Wells Fargo (WFC) is an American national bank with a huge love for mortgages. Having survived the crash of 2008 and adding Wachovia to its arsenal; WFC is set up in a great place. Since emerging from the crash the company has continued to produce fantastic profits in the finance industry.
WFC reported its earnings in January. The current EPS stands at $3.36 a share. WFC saw year-over-year quarterly earnings growth of 23.90%. WFC achieved this growth with the help of the recovering housing market.
At a price of $35.08 (Thursday's close) and using current earnings, the company is trading at a P/E of 10.44. The annual growth for the next 5 years is estimated at 10.10%. This gives us a PEG of 1.03. From the PEG we get a "Fair market price" based on growth of about $34.05. Based on growth the stock is currently priced over by about one dollar.
Now that we see WFC is priced around its growth price let's look at the Graham Number. I know Graham has many other criteria in selecting a stock. However, at a quick glance the Graham Number alone is an excellent tool to gauge the value of a stock.
Square root of (22.5 x Earnings per Share x Book Value per Share)
Or Square root of (22.5 x 3.36 x 27.66) = $45.73
From this we get a Graham Number of $45.73. Conservatively, from a value standpoint, this is the most that should be paid for this stock. Currently, based on the Graham Number the stock has a 30% upside.
After the market collapse of 2008, people simply still do not trust banks. This may be why the growth prospect of WFC is so low.
WFC hit a 52 week low on June 4th at $29.80 a share. Later WFC hit a 52 week high of $36.60 on September 14th; WFC has come back down since the high. It is currently floating between high 34's and low 35's.
To pick a stock I first look at the fundamentals of a company. Is the company making money and will it continue to do so in the future at a reasonable growth rate? I also check the Graham Number. If a price is considerably above the Graham Number I move on to the next candidate. I like to see the Graham Number lower than the PEG growth number. It shows me that the stock is still growing. I like it even better if the current price is below the Graham Number, the more conservative of the two. There are other things I look at but these are usually the first two.

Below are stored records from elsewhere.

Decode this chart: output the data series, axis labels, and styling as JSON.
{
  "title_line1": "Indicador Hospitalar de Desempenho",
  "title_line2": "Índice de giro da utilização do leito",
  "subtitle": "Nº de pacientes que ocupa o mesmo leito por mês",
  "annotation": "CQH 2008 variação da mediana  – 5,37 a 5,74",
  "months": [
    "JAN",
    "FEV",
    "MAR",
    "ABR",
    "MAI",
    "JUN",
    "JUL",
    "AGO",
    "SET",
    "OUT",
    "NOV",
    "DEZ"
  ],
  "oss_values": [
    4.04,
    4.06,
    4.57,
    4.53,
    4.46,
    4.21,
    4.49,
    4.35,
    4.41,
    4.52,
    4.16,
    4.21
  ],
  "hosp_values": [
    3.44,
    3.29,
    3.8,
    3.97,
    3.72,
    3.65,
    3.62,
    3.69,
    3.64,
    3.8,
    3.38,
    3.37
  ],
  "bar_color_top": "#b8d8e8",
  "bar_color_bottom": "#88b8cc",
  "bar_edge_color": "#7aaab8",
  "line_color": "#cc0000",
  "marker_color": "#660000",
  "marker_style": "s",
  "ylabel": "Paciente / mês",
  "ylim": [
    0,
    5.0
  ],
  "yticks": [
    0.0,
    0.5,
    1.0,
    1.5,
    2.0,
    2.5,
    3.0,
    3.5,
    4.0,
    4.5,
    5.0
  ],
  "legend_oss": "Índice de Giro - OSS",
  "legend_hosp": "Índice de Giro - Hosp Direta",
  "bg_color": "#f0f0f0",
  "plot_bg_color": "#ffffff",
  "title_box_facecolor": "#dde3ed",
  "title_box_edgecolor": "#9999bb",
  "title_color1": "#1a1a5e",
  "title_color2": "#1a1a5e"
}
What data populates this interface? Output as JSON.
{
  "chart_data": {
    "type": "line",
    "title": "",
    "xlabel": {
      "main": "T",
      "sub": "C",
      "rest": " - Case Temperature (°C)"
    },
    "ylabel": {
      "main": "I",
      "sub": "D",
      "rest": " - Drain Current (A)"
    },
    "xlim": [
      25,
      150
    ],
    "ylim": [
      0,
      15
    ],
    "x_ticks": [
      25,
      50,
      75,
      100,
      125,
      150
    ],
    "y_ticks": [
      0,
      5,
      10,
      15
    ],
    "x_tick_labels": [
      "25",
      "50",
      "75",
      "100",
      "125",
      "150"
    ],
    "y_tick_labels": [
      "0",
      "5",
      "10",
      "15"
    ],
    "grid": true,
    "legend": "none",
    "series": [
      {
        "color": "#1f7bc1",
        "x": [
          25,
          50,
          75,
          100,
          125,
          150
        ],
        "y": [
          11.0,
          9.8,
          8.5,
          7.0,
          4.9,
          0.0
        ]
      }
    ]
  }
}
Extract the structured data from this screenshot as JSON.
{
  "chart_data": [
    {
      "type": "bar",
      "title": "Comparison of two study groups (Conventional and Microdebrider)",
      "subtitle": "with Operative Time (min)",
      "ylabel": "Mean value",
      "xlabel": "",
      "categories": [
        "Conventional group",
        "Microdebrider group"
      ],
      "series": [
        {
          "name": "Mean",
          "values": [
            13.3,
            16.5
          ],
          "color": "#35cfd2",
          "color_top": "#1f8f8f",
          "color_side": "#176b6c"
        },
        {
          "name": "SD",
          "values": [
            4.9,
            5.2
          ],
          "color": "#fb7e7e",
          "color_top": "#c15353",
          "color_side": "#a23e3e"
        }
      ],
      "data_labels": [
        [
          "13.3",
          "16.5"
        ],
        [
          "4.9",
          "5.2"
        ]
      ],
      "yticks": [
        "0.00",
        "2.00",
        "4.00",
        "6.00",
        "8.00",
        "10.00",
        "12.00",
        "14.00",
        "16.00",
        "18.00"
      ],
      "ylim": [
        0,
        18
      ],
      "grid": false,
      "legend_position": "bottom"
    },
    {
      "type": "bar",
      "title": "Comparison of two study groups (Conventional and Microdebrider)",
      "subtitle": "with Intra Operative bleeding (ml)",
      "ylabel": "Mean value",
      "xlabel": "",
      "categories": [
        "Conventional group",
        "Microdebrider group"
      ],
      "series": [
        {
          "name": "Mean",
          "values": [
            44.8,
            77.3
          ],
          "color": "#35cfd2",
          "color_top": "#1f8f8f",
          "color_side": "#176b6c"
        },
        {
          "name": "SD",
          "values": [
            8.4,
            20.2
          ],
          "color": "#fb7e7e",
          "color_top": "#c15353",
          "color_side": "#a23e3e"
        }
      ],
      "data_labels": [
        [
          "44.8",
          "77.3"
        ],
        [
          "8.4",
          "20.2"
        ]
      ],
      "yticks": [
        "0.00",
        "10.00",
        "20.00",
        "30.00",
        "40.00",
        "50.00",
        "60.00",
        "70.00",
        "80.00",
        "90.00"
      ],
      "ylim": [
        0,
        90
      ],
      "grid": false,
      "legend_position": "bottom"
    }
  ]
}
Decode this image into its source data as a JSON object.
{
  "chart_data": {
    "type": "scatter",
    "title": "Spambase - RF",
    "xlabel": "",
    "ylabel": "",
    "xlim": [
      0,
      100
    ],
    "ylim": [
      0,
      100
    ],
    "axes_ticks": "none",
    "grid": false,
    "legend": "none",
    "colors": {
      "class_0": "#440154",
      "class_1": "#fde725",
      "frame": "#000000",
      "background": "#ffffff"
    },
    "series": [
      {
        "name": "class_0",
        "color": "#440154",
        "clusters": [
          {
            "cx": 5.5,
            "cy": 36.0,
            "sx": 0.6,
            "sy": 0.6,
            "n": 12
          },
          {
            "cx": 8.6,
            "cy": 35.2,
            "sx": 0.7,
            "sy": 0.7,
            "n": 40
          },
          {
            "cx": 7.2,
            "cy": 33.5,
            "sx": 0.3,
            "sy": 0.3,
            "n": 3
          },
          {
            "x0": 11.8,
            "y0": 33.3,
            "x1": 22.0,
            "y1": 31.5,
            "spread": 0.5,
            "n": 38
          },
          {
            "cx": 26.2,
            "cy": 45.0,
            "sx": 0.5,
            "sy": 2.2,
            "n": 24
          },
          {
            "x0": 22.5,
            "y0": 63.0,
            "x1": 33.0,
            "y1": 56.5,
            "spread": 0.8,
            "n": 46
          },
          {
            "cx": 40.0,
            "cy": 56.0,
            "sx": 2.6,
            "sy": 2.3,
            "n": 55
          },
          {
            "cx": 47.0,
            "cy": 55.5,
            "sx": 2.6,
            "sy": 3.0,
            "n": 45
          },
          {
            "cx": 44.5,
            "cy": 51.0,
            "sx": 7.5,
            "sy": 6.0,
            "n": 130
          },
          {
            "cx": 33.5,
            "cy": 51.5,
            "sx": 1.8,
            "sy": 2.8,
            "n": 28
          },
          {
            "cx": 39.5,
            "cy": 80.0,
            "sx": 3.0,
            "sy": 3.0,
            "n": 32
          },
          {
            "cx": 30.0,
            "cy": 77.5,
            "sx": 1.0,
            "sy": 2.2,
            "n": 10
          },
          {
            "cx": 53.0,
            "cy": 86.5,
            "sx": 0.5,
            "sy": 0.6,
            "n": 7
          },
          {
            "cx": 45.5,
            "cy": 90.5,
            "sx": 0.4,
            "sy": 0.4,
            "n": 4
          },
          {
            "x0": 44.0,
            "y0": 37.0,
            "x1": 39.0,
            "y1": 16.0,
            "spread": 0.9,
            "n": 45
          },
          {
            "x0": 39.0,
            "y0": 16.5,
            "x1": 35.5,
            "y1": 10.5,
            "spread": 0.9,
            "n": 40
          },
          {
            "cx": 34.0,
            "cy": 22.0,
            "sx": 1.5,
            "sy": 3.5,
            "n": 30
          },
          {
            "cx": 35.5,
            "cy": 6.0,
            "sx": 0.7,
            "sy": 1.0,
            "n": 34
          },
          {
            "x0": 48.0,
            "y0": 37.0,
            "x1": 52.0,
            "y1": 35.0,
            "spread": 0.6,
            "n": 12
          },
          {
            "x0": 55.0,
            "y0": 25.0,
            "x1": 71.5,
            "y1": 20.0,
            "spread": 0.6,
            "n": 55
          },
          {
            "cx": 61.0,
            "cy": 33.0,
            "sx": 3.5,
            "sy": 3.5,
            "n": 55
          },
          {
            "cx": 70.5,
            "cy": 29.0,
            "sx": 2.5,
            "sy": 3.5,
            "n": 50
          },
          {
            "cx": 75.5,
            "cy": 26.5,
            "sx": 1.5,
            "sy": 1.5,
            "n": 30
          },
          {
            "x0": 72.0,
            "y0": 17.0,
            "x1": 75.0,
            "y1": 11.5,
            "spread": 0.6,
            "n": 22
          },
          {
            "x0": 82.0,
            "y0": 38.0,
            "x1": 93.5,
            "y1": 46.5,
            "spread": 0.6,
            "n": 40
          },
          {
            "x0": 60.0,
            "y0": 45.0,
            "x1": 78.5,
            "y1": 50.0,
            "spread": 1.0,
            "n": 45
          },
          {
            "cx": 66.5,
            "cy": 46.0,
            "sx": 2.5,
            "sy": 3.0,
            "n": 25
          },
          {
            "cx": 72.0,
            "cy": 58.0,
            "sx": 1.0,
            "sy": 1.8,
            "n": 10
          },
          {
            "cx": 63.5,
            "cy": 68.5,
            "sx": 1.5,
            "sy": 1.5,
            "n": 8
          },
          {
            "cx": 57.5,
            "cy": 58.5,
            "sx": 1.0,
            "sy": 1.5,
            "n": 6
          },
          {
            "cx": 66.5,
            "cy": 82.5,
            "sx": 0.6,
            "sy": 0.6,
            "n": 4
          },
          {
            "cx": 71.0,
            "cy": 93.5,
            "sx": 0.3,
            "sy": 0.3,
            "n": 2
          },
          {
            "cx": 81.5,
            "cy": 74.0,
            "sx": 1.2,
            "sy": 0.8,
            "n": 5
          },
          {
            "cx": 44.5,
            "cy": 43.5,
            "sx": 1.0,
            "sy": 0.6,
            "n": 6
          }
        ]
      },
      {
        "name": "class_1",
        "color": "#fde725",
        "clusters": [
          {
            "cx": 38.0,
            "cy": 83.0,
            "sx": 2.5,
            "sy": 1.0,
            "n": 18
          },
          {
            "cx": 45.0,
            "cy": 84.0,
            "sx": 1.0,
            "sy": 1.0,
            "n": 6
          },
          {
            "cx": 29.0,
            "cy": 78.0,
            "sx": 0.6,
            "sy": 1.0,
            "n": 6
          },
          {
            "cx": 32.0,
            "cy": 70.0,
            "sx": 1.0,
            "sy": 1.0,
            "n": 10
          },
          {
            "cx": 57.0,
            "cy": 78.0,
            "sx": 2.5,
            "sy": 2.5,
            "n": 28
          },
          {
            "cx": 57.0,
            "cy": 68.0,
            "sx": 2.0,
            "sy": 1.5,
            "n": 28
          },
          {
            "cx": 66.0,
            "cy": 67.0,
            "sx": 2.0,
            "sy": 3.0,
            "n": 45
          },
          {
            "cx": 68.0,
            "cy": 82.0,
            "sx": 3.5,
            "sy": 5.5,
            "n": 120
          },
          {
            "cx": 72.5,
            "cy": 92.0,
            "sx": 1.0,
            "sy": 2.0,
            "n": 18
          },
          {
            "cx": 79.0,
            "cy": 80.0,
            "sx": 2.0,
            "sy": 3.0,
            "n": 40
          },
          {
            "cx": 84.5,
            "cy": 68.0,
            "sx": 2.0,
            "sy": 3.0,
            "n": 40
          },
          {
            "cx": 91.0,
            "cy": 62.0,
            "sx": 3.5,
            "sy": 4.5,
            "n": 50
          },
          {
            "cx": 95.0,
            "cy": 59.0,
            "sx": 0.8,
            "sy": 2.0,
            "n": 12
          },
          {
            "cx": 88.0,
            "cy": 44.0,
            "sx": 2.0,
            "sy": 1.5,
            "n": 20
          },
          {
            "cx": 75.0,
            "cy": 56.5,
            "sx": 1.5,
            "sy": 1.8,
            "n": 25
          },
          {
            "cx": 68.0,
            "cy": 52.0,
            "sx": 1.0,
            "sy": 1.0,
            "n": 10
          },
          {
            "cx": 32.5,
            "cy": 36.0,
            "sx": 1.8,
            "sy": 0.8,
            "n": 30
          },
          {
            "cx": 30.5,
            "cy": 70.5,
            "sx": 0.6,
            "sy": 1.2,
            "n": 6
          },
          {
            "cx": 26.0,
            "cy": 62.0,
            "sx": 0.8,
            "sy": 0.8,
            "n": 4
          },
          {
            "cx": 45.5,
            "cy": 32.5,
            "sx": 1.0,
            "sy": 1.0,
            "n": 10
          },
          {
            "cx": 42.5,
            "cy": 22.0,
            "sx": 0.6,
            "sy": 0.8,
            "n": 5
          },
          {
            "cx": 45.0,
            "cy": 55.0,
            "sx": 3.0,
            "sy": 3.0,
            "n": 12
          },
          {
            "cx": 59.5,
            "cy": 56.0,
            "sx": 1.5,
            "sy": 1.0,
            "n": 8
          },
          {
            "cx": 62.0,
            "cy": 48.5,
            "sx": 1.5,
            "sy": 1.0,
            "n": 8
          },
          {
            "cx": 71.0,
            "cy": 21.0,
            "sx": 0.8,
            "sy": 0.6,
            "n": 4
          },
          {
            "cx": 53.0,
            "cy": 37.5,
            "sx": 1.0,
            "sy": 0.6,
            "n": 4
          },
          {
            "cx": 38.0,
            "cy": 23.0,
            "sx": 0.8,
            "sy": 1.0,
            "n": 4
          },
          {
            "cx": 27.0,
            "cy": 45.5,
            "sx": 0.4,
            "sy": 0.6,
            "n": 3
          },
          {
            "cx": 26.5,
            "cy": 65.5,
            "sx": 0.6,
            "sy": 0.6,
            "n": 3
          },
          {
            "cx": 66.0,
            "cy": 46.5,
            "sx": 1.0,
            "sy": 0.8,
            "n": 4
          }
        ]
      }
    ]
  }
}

I then look at the chart and try to gauge when a good time to buy is. I know I'm not going to buy the absolute bottom, but I'd like to come as close as possible. I also do not want to try and chase the stock as its rising or catch a falling knife.
WFC is a great long term investment that has great potential. The PEG is higher than the current price. On a nice pullback to around its 200 SMA (daily) or $33.38; would be a nice entry point. Two things to consider pertaining to growth with WFC; first, a dividend of $1.00, recently increased 14% after approval from the FED. Second, a handsome buyback, 200 Million shares or roughly 3.7% of float was announced late last year. These are two factors that can substantially add up over the long term.
WFC is trading considerably below its Graham Number. Also taking into account WFC has a one year expected price target of $39.28. At current levels there is a potential 12% upside. Factoring this in with a growing dividend and a share buyback that I suspect will continue, WFC is a solid stock for the long-term investor.
I have expressed only some of the criteria I use to decide if a stock is right for me. I always recommend conducting one's own research before making any investment decisions.